Why is cladding so common in the UK?

In the refurbishment and building industry, cladding can provide a cost-effective way to transform a property’s external appearance. It provides insulation against sound and weather, allowing beauty to be maintained without compromising function. As such, it is often viewed by homeowners as an integral part of their property. Cladding has also been used extensively in major regeneration projects to help kick-start development and encourage new investment into areas that could potentially turn into blighted urban landscapes due to poor maintenance and high levels of dereliction. When carefully selected and designed appropriately for its surrounding area, cladding can play an important role in encouraging growth and regeneration within towns and cities across Great Britain.

Mechanical strength

The main reason for the prevalence of cladding is due to its ease, speed and cost-effectiveness. Let’s say you need to start cladding warehouse, you need to think about how much time you have available to complete the job to the best possible standards. This may seem like a really obvious statement but it’s true that whatever system you install will require ongoing maintenance, which can become costly over time. As far as ‘cost’ goes, cladding can be much more affordable than other methods of protection such as brickwork or render – especially when you consider this alongside traditional ‘artisan’ construction techniques which many modern homeowners steer clear of because they are viewed as both outdated and impractical in comparison with the use of prefabricated or manufactured components.

Quick and easy to install

Cladding is extremely quick to install, meaning that if there were any issues with your project then work could continue onto the next phase without too much of a delay. It also means that any service charges would be lower which is always a positive if you’re working on your own home.

For the purpose of self-build, it can actually save time and money, especially when you consider how long brickwork takes to dry for instance or the effort needed to render with traditional lime mortar. The structure behind cladding helps protect walls from expanding and contracting in temperature. One reason why cladding is so common in the UK is that it helps to protect both internal and external masonry against extremes in temperature by distributing heat more evenly throughout the wall system below. We all know just how cold and unpredictable the British weather can be. The thermal movement across each individual layer is reduced while still maintaining some flexibility which makes it less susceptible to damage.

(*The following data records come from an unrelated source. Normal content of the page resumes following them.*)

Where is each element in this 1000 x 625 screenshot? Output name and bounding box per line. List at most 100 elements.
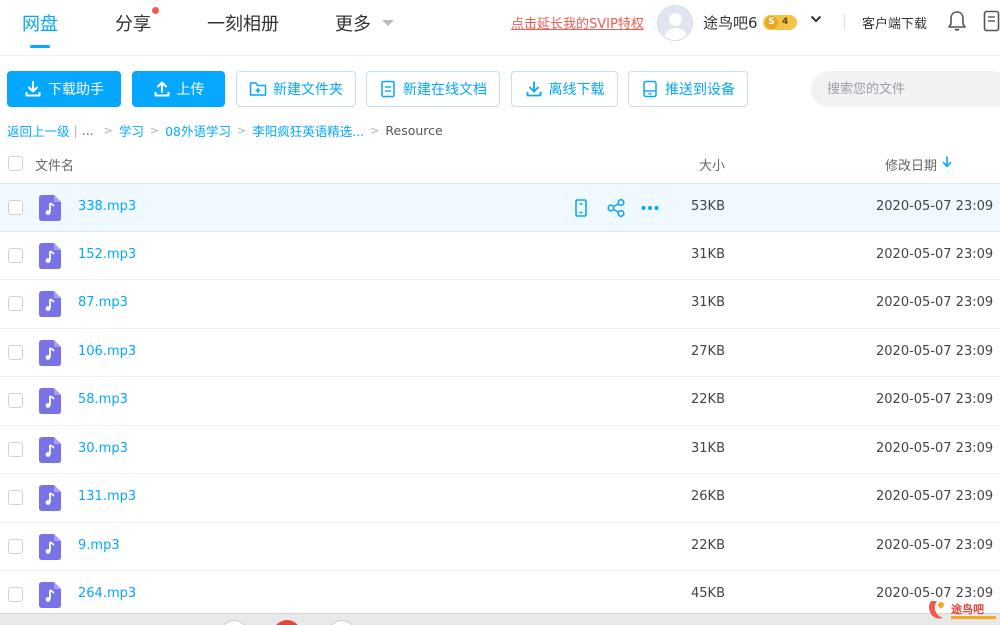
download-helper-button[interactable]: 下载助手 [7,71,121,107]
notification-dot [152,7,159,14]
file-size: 27KB [691,343,725,359]
column-header-size[interactable]: 大小 [699,155,725,174]
file-size: 31KB [691,440,725,456]
file-name[interactable]: 9.mp3 [78,538,120,553]
breadcrumb-ellipsis[interactable]: ... [82,123,94,138]
more-options-icon[interactable] [640,198,660,218]
row-checkbox[interactable] [8,296,23,311]
client-download-link[interactable]: 客户端下载 [862,13,927,32]
table-row[interactable]: 30.mp3 31KB 2020-05-07 23:09 [0,426,1000,474]
sort-desc-arrow-icon[interactable] [942,156,952,168]
search-input[interactable] [811,71,1000,107]
user-menu-chevron-icon[interactable] [810,13,822,25]
online-doc-icon [381,80,395,98]
audio-file-icon [39,339,61,366]
audio-file-icon [39,242,61,269]
device-icon [643,80,657,98]
file-modified-date: 2020-05-07 23:09 [876,489,994,504]
breadcrumb-separator-icon: > [370,124,380,137]
table-row[interactable]: 338.mp3 53KB 2020-05-07 23:09 [0,183,1000,232]
breadcrumb-separator-icon: > [237,124,247,137]
table-row[interactable]: 106.mp3 27KB 2020-05-07 23:09 [0,329,1000,377]
nav-tab-share[interactable]: 分享 [115,10,151,36]
file-name[interactable]: 87.mp3 [78,295,128,310]
breadcrumb-divider: | [73,123,78,138]
new-online-doc-button[interactable]: 新建在线文档 [366,71,500,107]
file-name[interactable]: 106.mp3 [78,344,136,359]
vip-letter: S [765,16,778,29]
file-name[interactable]: 131.mp3 [78,489,136,504]
file-name[interactable]: 152.mp3 [78,247,136,262]
share-icon[interactable] [606,198,626,218]
file-size: 31KB [691,295,725,310]
column-header-name[interactable]: 文件名 [35,155,74,174]
row-checkbox[interactable] [8,587,23,602]
breadcrumb-back-link[interactable]: 返回上一级 [7,121,70,140]
row-checkbox[interactable] [8,200,23,215]
audio-file-icon [39,291,61,317]
offline-download-button[interactable]: 离线下载 [511,71,618,107]
file-modified-date: 2020-05-07 23:09 [876,295,994,310]
upload-label: 上传 [176,82,205,98]
taskbar-app-icon[interactable] [328,620,356,625]
audio-file-icon [39,582,61,608]
push-to-device-label: 推送到设备 [665,82,735,98]
table-row[interactable]: 152.mp3 31KB 2020-05-07 23:09 [0,232,1000,280]
audio-file-icon [39,388,61,414]
breadcrumb-item[interactable]: 李阳疯狂英语精选... [252,121,364,140]
bottom-taskbar-strip [0,613,1000,625]
push-to-device-button[interactable]: 推送到设备 [628,71,748,107]
watermark-text: 途鸟吧 [951,602,984,616]
folder-plus-icon [249,82,267,96]
svip-promo-link[interactable]: 点击延长我的SVIP特权 [511,13,644,32]
file-modified-date: 2020-05-07 23:09 [876,343,994,359]
row-checkbox[interactable] [8,247,23,263]
upload-button[interactable]: 上传 [132,71,225,107]
breadcrumb-separator-icon: > [103,124,113,137]
vip-level-badge: S 4 [763,15,797,30]
file-size: 31KB [691,246,725,262]
audio-file-icon [39,485,61,511]
table-row[interactable]: 131.mp3 26KB 2020-05-07 23:09 [0,474,1000,523]
breadcrumb-item[interactable]: 学习 [119,121,144,140]
file-size: 22KB [691,537,725,553]
taskbar-app-icon[interactable] [220,620,248,625]
select-all-checkbox[interactable] [8,156,23,171]
file-name[interactable]: 30.mp3 [78,441,128,456]
table-row[interactable]: 58.mp3 22KB 2020-05-07 23:09 [0,377,1000,426]
top-nav-bar: 网盘 分享 一刻相册 更多 点击延长我的SVIP特权 途鸟吧6 S 4 客户端下… [0,0,1000,56]
nav-tab-more[interactable]: 更多 [335,10,371,36]
breadcrumb-item[interactable]: 08外语学习 [165,121,231,140]
file-size: 22KB [691,392,725,407]
file-name[interactable]: 264.mp3 [78,586,136,601]
file-name[interactable]: 58.mp3 [78,392,128,407]
push-to-device-icon[interactable] [571,198,591,218]
column-header-modified[interactable]: 修改日期 [885,155,937,174]
file-name[interactable]: 338.mp3 [78,199,136,214]
row-checkbox[interactable] [8,344,23,360]
file-size: 53KB [691,199,725,214]
document-icon[interactable] [983,10,1000,32]
new-folder-label: 新建文件夹 [273,82,343,98]
table-row[interactable]: 9.mp3 22KB 2020-05-07 23:09 [0,523,1000,571]
row-checkbox[interactable] [8,490,23,505]
row-checkbox[interactable] [8,393,23,408]
offline-download-label: 离线下载 [548,82,605,98]
new-folder-button[interactable]: 新建文件夹 [236,71,356,107]
nav-tab-album[interactable]: 一刻相册 [207,10,279,36]
row-checkbox[interactable] [8,441,23,457]
more-caret-icon[interactable] [382,20,394,26]
new-online-doc-label: 新建在线文档 [403,82,487,98]
breadcrumb: 返回上一级 | ... > 学习 > 08外语学习 > 李阳疯狂英语精选... … [7,121,443,140]
audio-file-icon [39,195,61,221]
file-modified-date: 2020-05-07 23:09 [876,440,994,456]
bell-icon[interactable] [947,10,967,32]
username[interactable]: 途鸟吧6 [703,12,758,33]
table-row[interactable]: 87.mp3 31KB 2020-05-07 23:09 [0,280,1000,329]
avatar[interactable] [657,5,693,41]
taskbar-app-icon[interactable] [273,620,301,625]
nav-tab-netdisk[interactable]: 网盘 [22,10,58,36]
upload-icon [154,81,169,97]
row-checkbox[interactable] [8,538,23,554]
file-modified-date: 2020-05-07 23:09 [876,537,994,553]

Excellent resistance to air and chemical pollution.

Cladding helps improve insulation, which in turn reduces energy costs within the home. They are also not subject to rot or corrosion, making them perfect for use around the coasts where they will often get wet. This means less effort is needed to maintain them than other building materials too. These are just a few of the key advantages of cladding and why it’s such a valuable, important and reliable building material. There are many different types of cladding so it’s difficult to group them all into one list of pros and cons, but we will explore the many different types in a blog post in the future.